In Bezug auf Stil und Sprache fällt zunächst auf, dass das Gedicht in drei Sechszeilern geschrieben ist. Die verwendete Sprache ist recht bildhaft und metaphorisch, sie spricht sowohl den Verstand als auch die Gefühlswelt an. Die Struktur sowie die Verwendung von Reimen tragen dabei zur Verständlichkeit des poetischen Textes bei.
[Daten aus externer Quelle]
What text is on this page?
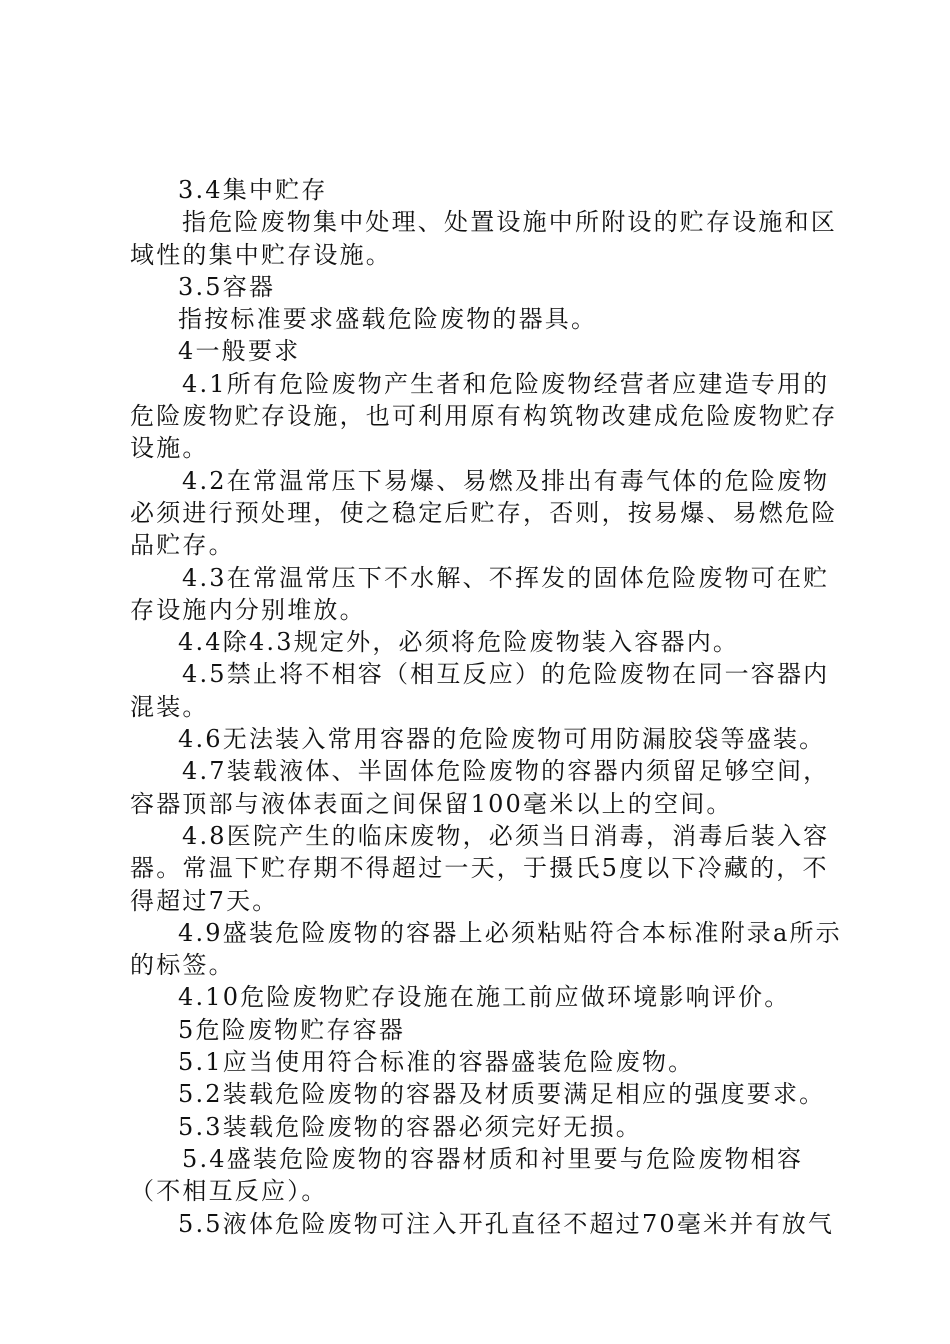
3.4集中贮存
指危险废物集中处理、处置设施中所附设的贮存设施和区
域性的集中贮存设施。
3.5容器
指按标准要求盛载危险废物的器具。
4一般要求
4.1所有危险废物产生者和危险废物经营者应建造专用的
危险废物贮存设施，也可利用原有构筑物改建成危险废物贮存
设施。
4.2在常温常压下易爆、易燃及排出有毒气体的危险废物
必须进行预处理，使之稳定后贮存，否则，按易爆、易燃危险
品贮存。
4.3在常温常压下不水解、不挥发的固体危险废物可在贮
存设施内分别堆放。
4.4除4.3规定外，必须将危险废物装入容器内。
4.5禁止将不相容（相互反应）的危险废物在同一容器内
混装。
4.6无法装入常用容器的危险废物可用防漏胶袋等盛装。
4.7装载液体、半固体危险废物的容器内须留足够空间，
容器顶部与液体表面之间保留100毫米以上的空间。
4.8医院产生的临床废物，必须当日消毒，消毒后装入容
器。常温下贮存期不得超过一天，于摄氏5度以下冷藏的，不
得超过7天。
4.9盛装危险废物的容器上必须粘贴符合本标准附录a所示
的标签。
4.10危险废物贮存设施在施工前应做环境影响评价。
5危险废物贮存容器
5.1应当使用符合标准的容器盛装危险废物。
5.2装载危险废物的容器及材质要满足相应的强度要求。
5.3装载危险废物的容器必须完好无损。
5.4盛装危险废物的容器材质和衬里要与危险废物相容
（不相互反应）。
5.5液体危险废物可注入开孔直径不超过70毫米并有放气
Durch die direkte Ansprache des Volkes und die Instruktionen, die das lyrische Ich gibt, wirkt das Gedicht sehr eindringlich. Es scheint, als würde Rilke hier den Dichtern und ihrer Poesie eine zentrale Rolle als Motivatoren und Inspirationsquelle für Veränderungen und gesellschaftlichen Fortschritt zuschreiben. Das Gedicht kann daher auch als Aufforderung gesehen werden, Kunst und Literatur als Werkzeuge zur Gestaltung der eigenen Zukunft zu nutzen.

Weitere Informationen

Bei dem vorliegenden Text handelt es sich um das Gedicht „Freiheitsklänge“ des Autors Rainer Maria Rilke. Geboren wurde Rilke im Jahr 1875 in Prag. Im Zeitraum zwischen 1891 und 1926 ist das Gedicht entstanden. Erschienen ist der Text in Frankfurt am Main. Anhand der Entstehungszeit des Gedichtes bzw. von den Lebensdaten des Autors her kann der Text der Epoche Moderne zugeordnet werden. Rilke ist ein typischer Vertreter der genannten Epoche. Das 86 Wörter umfassende Gedicht besteht aus 18 Versen mit insgesamt 3 Strophen. Weitere Werke des Dichters Rainer Maria Rilke sind „Absaloms Abfall“, „Adam“ und „Advent“. Auf abi-pur.de liegen zum Autor des Gedichtes „Freiheitsklänge“ weitere 338 Gedichte vor.